A York information-technology company has developed computerized kiosks that are being used to provide education about hepatitis to emergency workers in the Philadelphia area.
St. Andrew Development Inc., 140 Roosevelt Ave., is receiving about $150,000 from the Institute for Healthy Communities to develop the kiosks and to deploy them over the next two years, said Francis McKee, St. Andrew’s president. The Institute for Healthy Communities, which is part of the Swatara Township-based Health Alliance of Pennsylvania, promotes community wellness.
The money is coming from a $500,000 grant the institute received in September from the Pennsylvania Emergency Management Agency to encourage older emergency workers to get screened for hepatitis C, said Stefani McAuliffe, the institute’s director of development and community advancement. The kiosks will help provide that encouragement, she said.
“There is a need for more awareness of hepatitis,” McAuliffe said. “More education is needed to develop that awareness.”
Hepatitis C is a liver disease caused by the hepatitis C virus and spread through contact with the blood of an infected person.
The National Center for Infectious Diseases estimates that 3.9 million Americans are infected with the hepatitis C virus.
Most people with hepatitis C don’t show symptoms and, therefore, might not be aware that they are infected, according to the center.
By touching the screen of one of St. Andrew Development’s kiosks, users can navigate through menus of information about Hepatitis C, including risk factors, treatment and getting tested.
Information is also provided about hepatitis A and B.
The kiosks’ content, which the New York City-based American Liver Foundation provides, is available in English and in Spanish, McKee said. An Internet version of the kiosks can be found on St. Andrew Development’s Web site, www.standrew.com.
The kiosks’ intended audience is emergency workers age 45 and older.
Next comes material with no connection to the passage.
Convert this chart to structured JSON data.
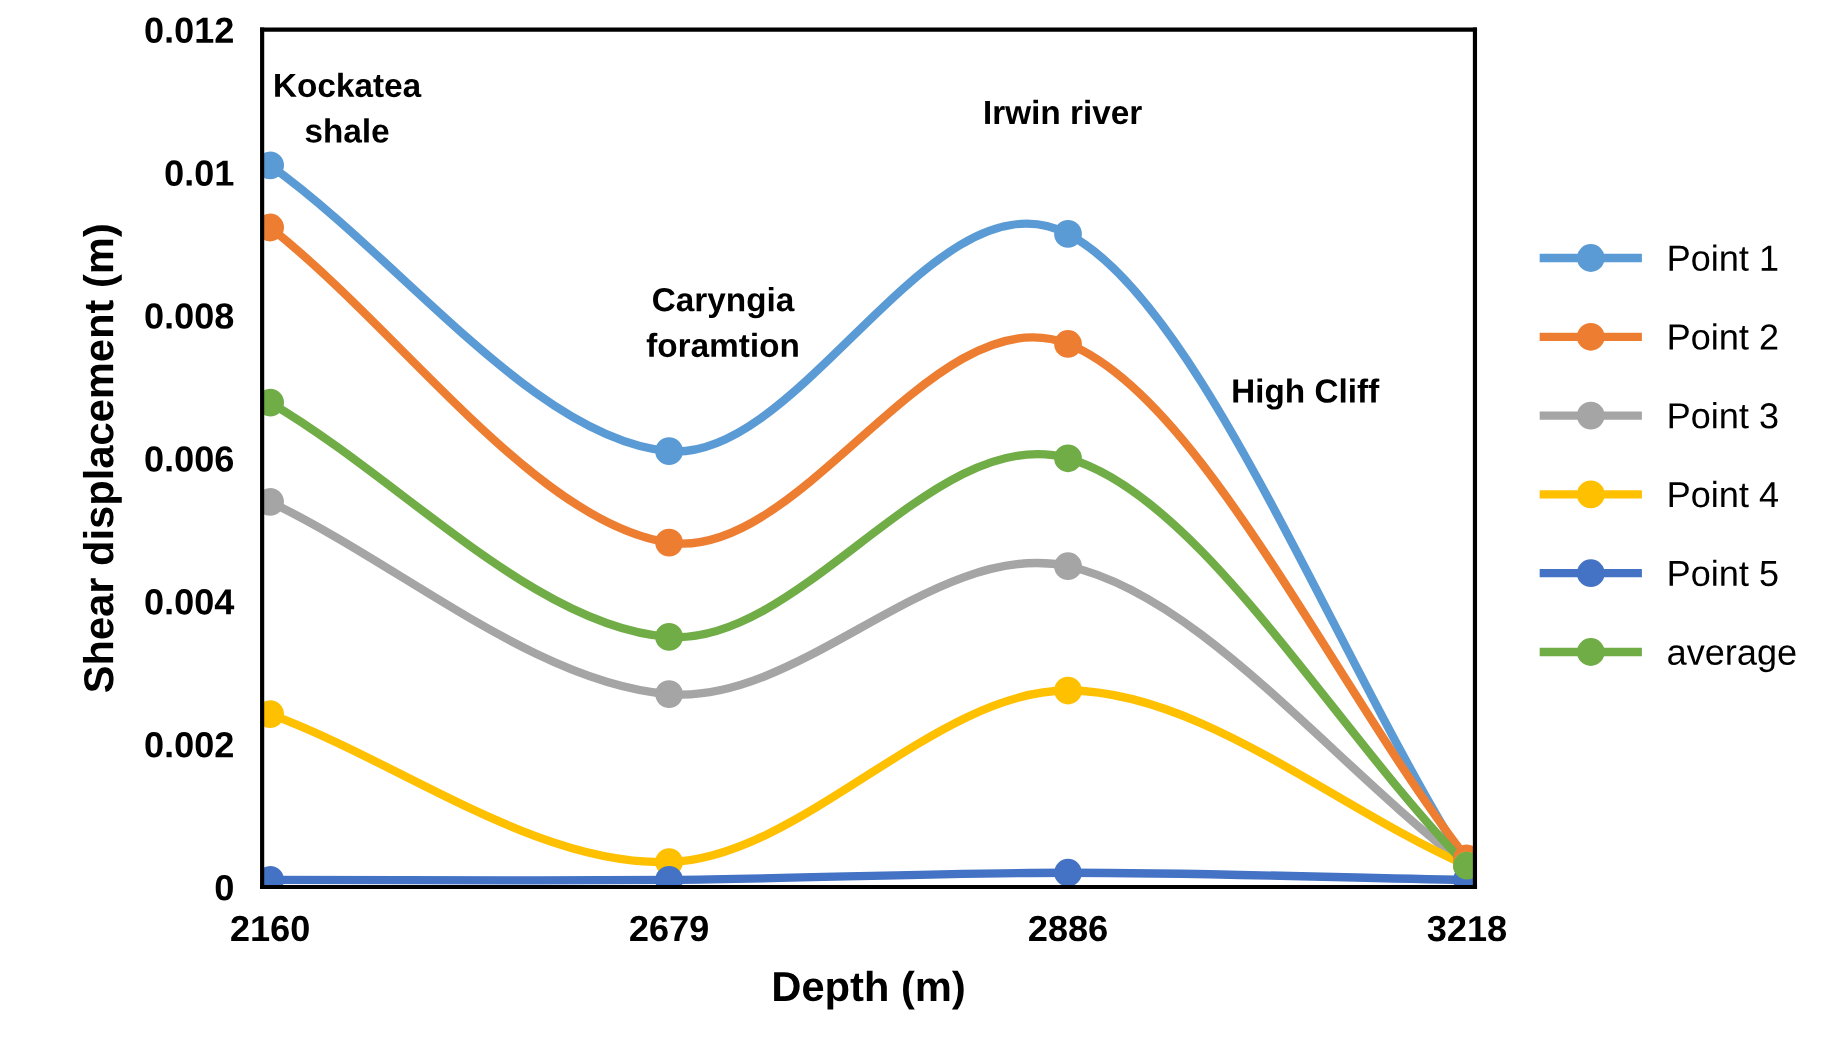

Before greater precautions were taken to protect them, emergency workers often came into contact with the blood of the people they were trying to help, McAuliffe said. If these people had hepatitis C, their blood put emergency workers at risk.
“In the past, if you didn’t come out with blood on you, people didn’t think you did your job,” McKee said.
McAuliffe said her organization wanted to work with St. Andrew Development because of the company’s past experience with using kiosks to provide health-related information. Through the Wellness Link program, for example, St. Andrew Development is working with the American Cancer Society to develop and market computerized kiosks that provide information about cancer treatment and prevention.
One hepatitis kiosk has been placed at the Philadelphia Fire Department headquarters and another is at the Bucks County Fire Training School in Doylestown. Three more kiosks will soon be placed in shopping malls in Chester, Montgomery and Delaware counties, McKee said.
The kiosks are being placed in malls because malls are good places to access both emergency workers and their families, explained James Kruper, St. Andrew’s chief executive officer and chief technology officer.
“Family members need education, too,” Kruper said.
The kiosks will be rotated occasionally to hospitals, training centers, firehouses and other facilities in the Philadelphia area, McKee said. St. Andrew Development has the ability to track the usage of each kiosk, and McKee said this information would be used to decide when and where to move the kiosks. More kiosks might be deployed in the future, he added.
The Institute for Healthy Communities’ PEMA grant requires that the kiosks not be moved outside the Philadelphia area for two years, McAuliffe said. However, she added, the institute plans to seek additional funding to continue the kiosk program and expand its geographic reach after the grant period is over.
“There is certainly a need for this in other parts of the state,” McAuliffe said.